Footage of a man being forcibly removed from a United flight in America has gone viral. The passenger was dragged off a plane in Chicago, which bound for Louisville, after refusing to disembark to make room for United staff.
The airline had overbooked the flight and allegedly needed to get four of its staff members to Louisville to work on another flight. United asked for customers to voluntarily disembark and make space, offering them compensation and a flight the next day. As there were no takers, the airline began ‘involuntarily’ bumping passengers off the flight, as they are legally allowed to do.
The passenger in question – reportedly a doctor – was one of those told to leave but he refused to go, claiming he had to be at a hospital in Louisville the next day.
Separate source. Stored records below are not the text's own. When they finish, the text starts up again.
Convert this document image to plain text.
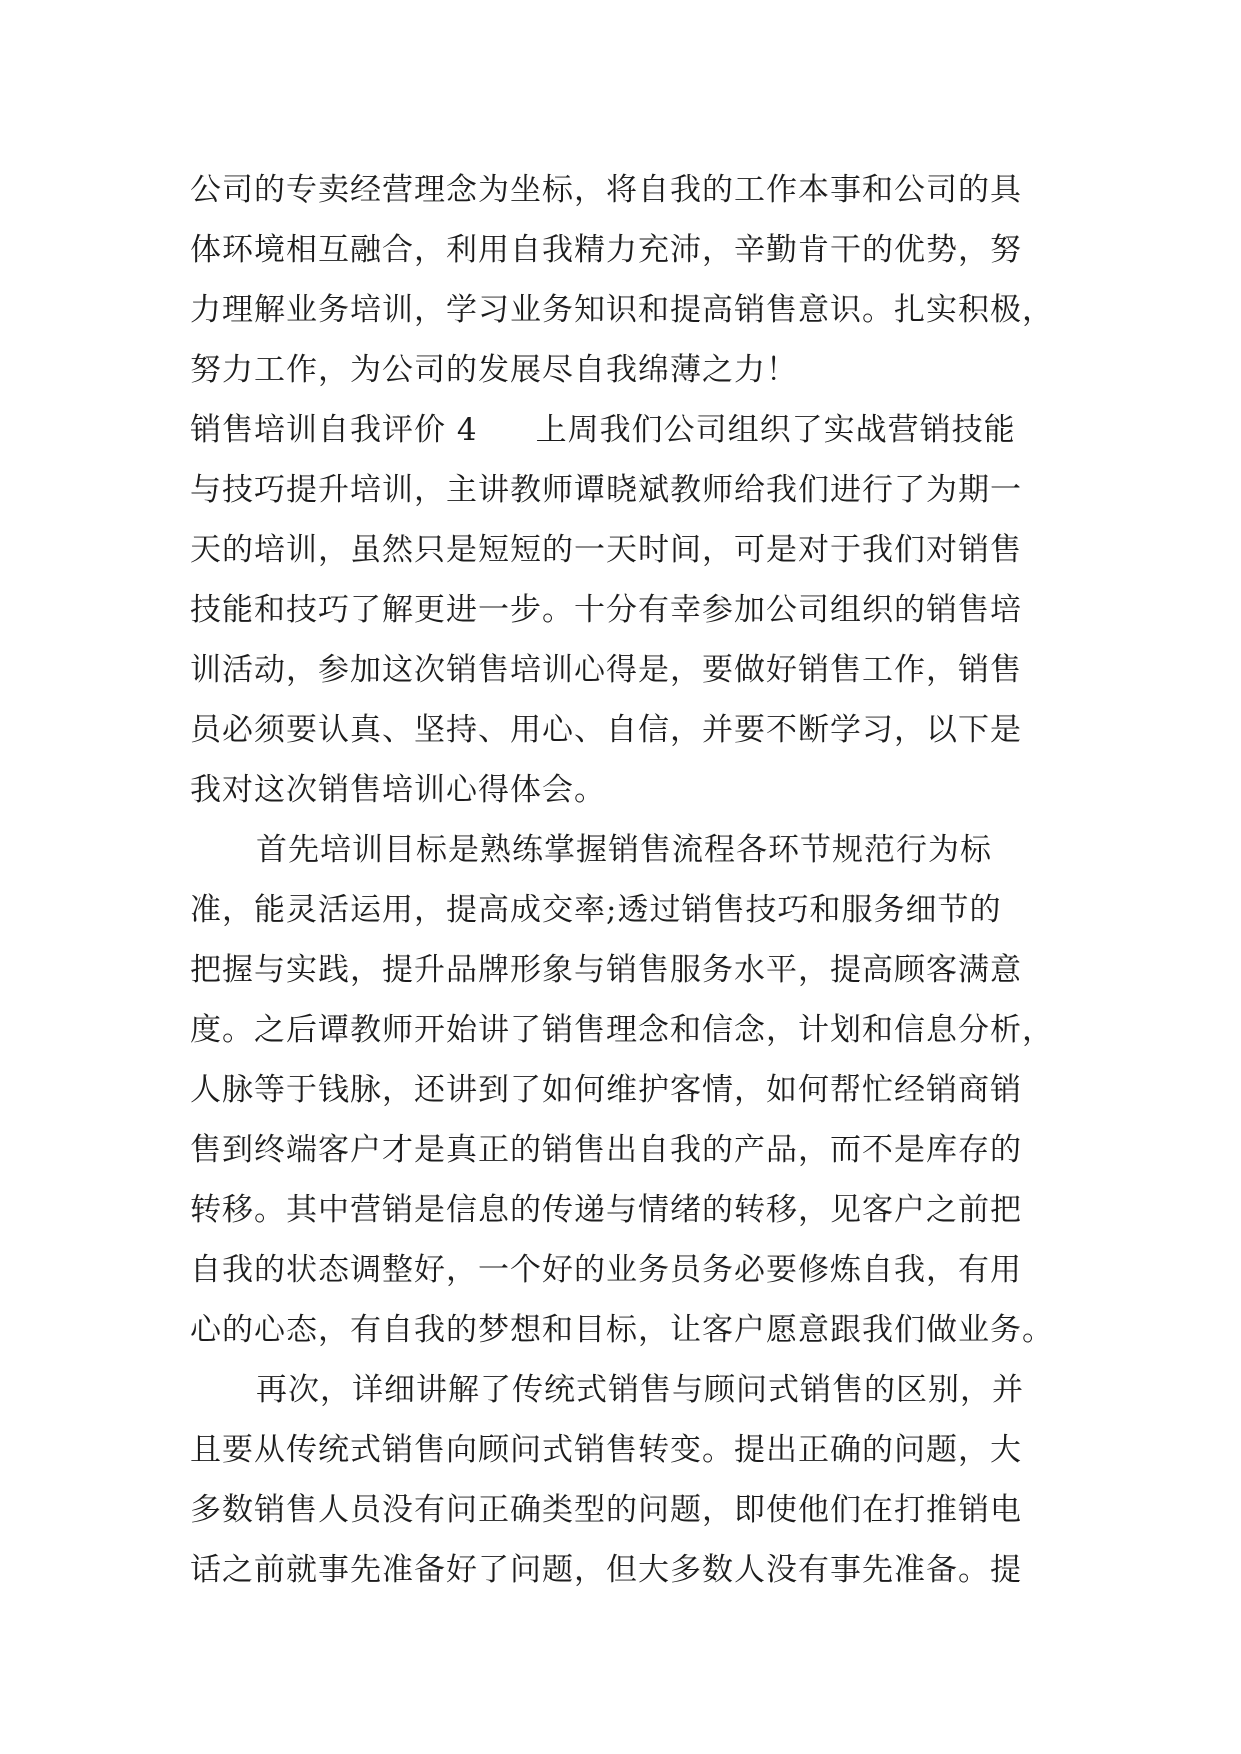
公司的专卖经营理念为坐标，将自我的工作本事和公司的具
体环境相互融合，利用自我精力充沛，辛勤肯干的优势，努
力理解业务培训，学习业务知识和提高销售意识。扎实积极，
努力工作，为公司的发展尽自我绵薄之力！
销售培训自我评价 4 上周我们公司组织了实战营销技能
与技巧提升培训，主讲教师谭晓斌教师给我们进行了为期一
天的培训，虽然只是短短的一天时间，可是对于我们对销售
技能和技巧了解更进一步。十分有幸参加公司组织的销售培
训活动，参加这次销售培训心得是，要做好销售工作，销售
员必须要认真、坚持、用心、自信，并要不断学习，以下是
我对这次销售培训心得体会。
首先培训目标是熟练掌握销售流程各环节规范行为标
准，能灵活运用，提高成交率;透过销售技巧和服务细节的
把握与实践，提升品牌形象与销售服务水平，提高顾客满意
度。之后谭教师开始讲了销售理念和信念，计划和信息分析，
人脉等于钱脉，还讲到了如何维护客情，如何帮忙经销商销
售到终端客户才是真正的销售出自我的产品，而不是库存的
转移。其中营销是信息的传递与情绪的转移，见客户之前把
自我的状态调整好，一个好的业务员务必要修炼自我，有用
心的心态，有自我的梦想和目标，让客户愿意跟我们做业务。
再次，详细讲解了传统式销售与顾问式销售的区别，并
且要从传统式销售向顾问式销售转变。提出正确的问题，大
多数销售人员没有问正确类型的问题，即使他们在打推销电
话之前就事先准备好了问题，但大多数人没有事先准备。提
The police were called in and then brutally dragged the man off the flight, knocking him out in the process and causing facial injuries and bleeding.
Here is the shocking footage recorded by other passengers (two videos are shown side by side).
What a horrible way to treat a human being – let alone a customer.
Things took an even stranger turn when the doctor was allowed back on the plane, with blood all over his face!
When news of this incident started going viral, United’s CEO, Oscar Munoz, issued a statement that just made matters worse – apologising for overbooking the flight but not the way the passenger was treated.
While being bumped from a flight in America isn’t uncommon, it’s crazy that United allowed all passengers to board the plane when it knew the flight was oversold. The man had a confirmed seat and – understandably – stood up to the airline’s greed and thuggishness.
This fiasco has angered people all around the world, and struck a chord in America as yet another example of law enforcement brutality. As one American blogger said today, this incident shows “a shocking and horrifying lack of empathy that, for many, encapsulates 2017 in a nutshell“.
We have our own problems with government and law enforcement in Australia, but nothing like this – and I’m thankful for it.
I’m also thankful that Australian airlines haven’t succumbed to the policy of constantly overbooking flights and bumping passengers. This incident in America is going to cost United big time, and it’s a cautionary tale for Australian carriers of what could go wrong if they adopted a similar policy.
Australian travellers in America should be aware that US airlines can ‘involuntarily’ bump you off a flight. This is more likely to occur if you don’t have a seat allocated to you prior to check-in. Be prepared for the possibility.